CLEVELAND — By now, virtually every American has heard that COVID-19 disproportionately affects minority communities. But many don’t realize why.
The health disparities between minorities and whites often result from a preventable cause — poor nutrition. Inadequate diets increase the risk of developing Type 2 diabetes, obesity, and heart disease. These ailments weaken the immune system, making individuals with at least one diet-related condition 12 times more likely to die from COVID-related complications.
As the first female African-American surgeon to practice at the Cleveland Clinic, I’ve seen the devastating long-term consequences of poor nutrition — especially among minority groups. Many of my patients suffer from diet-related conditions, ranging from hypertension to obesity. These health problems make operating far riskier.
Treating the symptoms of these diseases with drugs and surgery feels like slapping a Band-aid on a much larger wound. It’d be smarter to prevent these problems from developing in the first place. Given that minority Americans particularly struggle to access nutritious foods and eat well, that requires increasing the quantity of straightforward and reliable dietary advice in these communities.

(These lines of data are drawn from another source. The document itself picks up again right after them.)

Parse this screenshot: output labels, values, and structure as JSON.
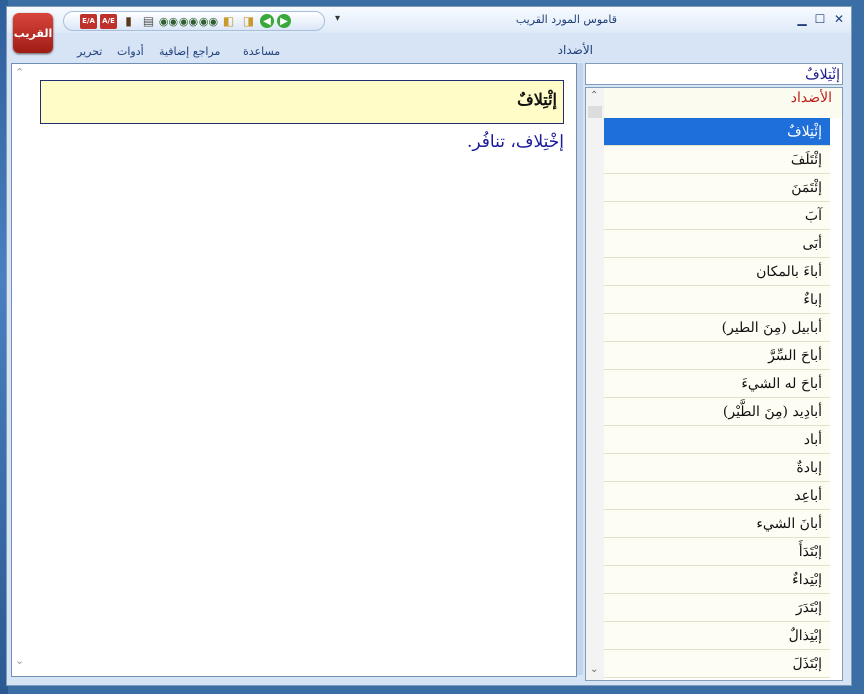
{
  "app_logo_text": "القريب",
  "window_title": "قاموس المورد القريب",
  "toolbar": {
    "ea_label": "E/A",
    "ae_label": "A/E",
    "more_arrow": "▾"
  },
  "menu": {
    "help": "مساعدة",
    "references": "مراجع إضافية",
    "tools": "أدوات",
    "edit": "تحرير"
  },
  "ribbon_section": "الأضداد",
  "entry": {
    "headword": "إئْتِلافٌ",
    "definition": "إخْتِلاف، تنافُر."
  },
  "search": {
    "value": "إئْتِلافٌ"
  },
  "list": {
    "title": "الأضداد",
    "selected_index": 0,
    "items": [
      "إئْتِلافٌ",
      "إئْتَلَفَ",
      "إئْتَمَنَ",
      "آبَ",
      "أبَى",
      "أباءَ بالمكان",
      "إباءٌ",
      "أبابيل (مِنَ الطير)",
      "أباحَ السِّرَّ",
      "أباحَ له الشيءَ",
      "أبادِيد (مِنَ الطَّيْر)",
      "أباد",
      "إبادةٌ",
      "أباعِد",
      "أبانَ الشيء",
      "إبْتَدَأَ",
      "إبْتِداءٌ",
      "إبْتَدَرَ",
      "إبْتِذالٌ",
      "إبْتَذَلَ"
    ]
  },
  "colors": {
    "accent": "#1e6fd9",
    "headword_bg": "#fffcc8",
    "definition_text": "#1a1a9a",
    "list_title": "#c0201a"
  }
}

It’s understandable that minorities have a hard time buying healthy foods. Black Americans are more likely than whites to live in urban food deserts — where one-third or more of the local population lives at least one mile from a supermarket. Minority Americans also tend to live in neighborhoods packed with fast-food restaurants that mostly sell highly processed foods full of refined grains, salt, and sugar.
These disadvantages result in poor nutrition — and poor health. Four out of ten Black Americans suffer from high blood pressure. Seventy percent of Black men and 80% of Black women are overweight or obese.
But, there’s another reason why these Americans struggle with nutrition. The government’s official blueprint for healthy eating — the Dietary Guidelines for Americans, or DGA — has ignored minorities’ unique health care needs and distributed contradictory information.
The DGA influences billions in public spending, including nutrition education, food stamps, and the National School Lunch Program. The next iteration is due out by the end of this year.
Some of the guidelines are common sense — eat fruits and vegetables, engage in physical activity, maintain a healthy weight, and avoid sugary drinks. But the rest aren’t as straightforward. They don’t meet the government standards for all essential nutrients. Even if Americans follow the guidelines perfectly, they will still not meet recommended amounts of iron, vitamin D, vitamin E, choline, and folate.
Even more problematic is that the guidelines are targeted only at healthy Americans, even though 60% of U.S. adults — and an even higher share of minorities — have one or more chronic diseases. For example, the DGA recommends six servings of grains per day and allows up to 12 teaspoons of added sugar. That means that cans of soda — like Coke and Mountain Dew, each with roughly nine to 11 teaspoons of sugar — can theoretically be served as part of school lunch programs.
Those recommendations are catastrophic for Americans with diseases like diabetes and hypertension. Yet the guidelines give scant guidance to these patients. The National Academies of Sciences, Engineering, and Medicine warned in a 2017 report that, without further changes, “present and future dietary guidance will not be applicable to a large majority of the general population.”
Our government is failing to provide Americans with the nutritional advice they need. Fortunately, there’s an opportunity for change. There’s still time for the next version of the guidelines to reflect our demographic realities. That means providing minority Americans with advice that’s sensitive to their health and access challenges. More inclusive guidelines would help ensure that every American has the tools to lead healthy lives.
Dr. Linda D. Bradley is a professor of obstetrics, gynecology, and reproductive biology at the Cleveland Clinic. The views expressed are her own.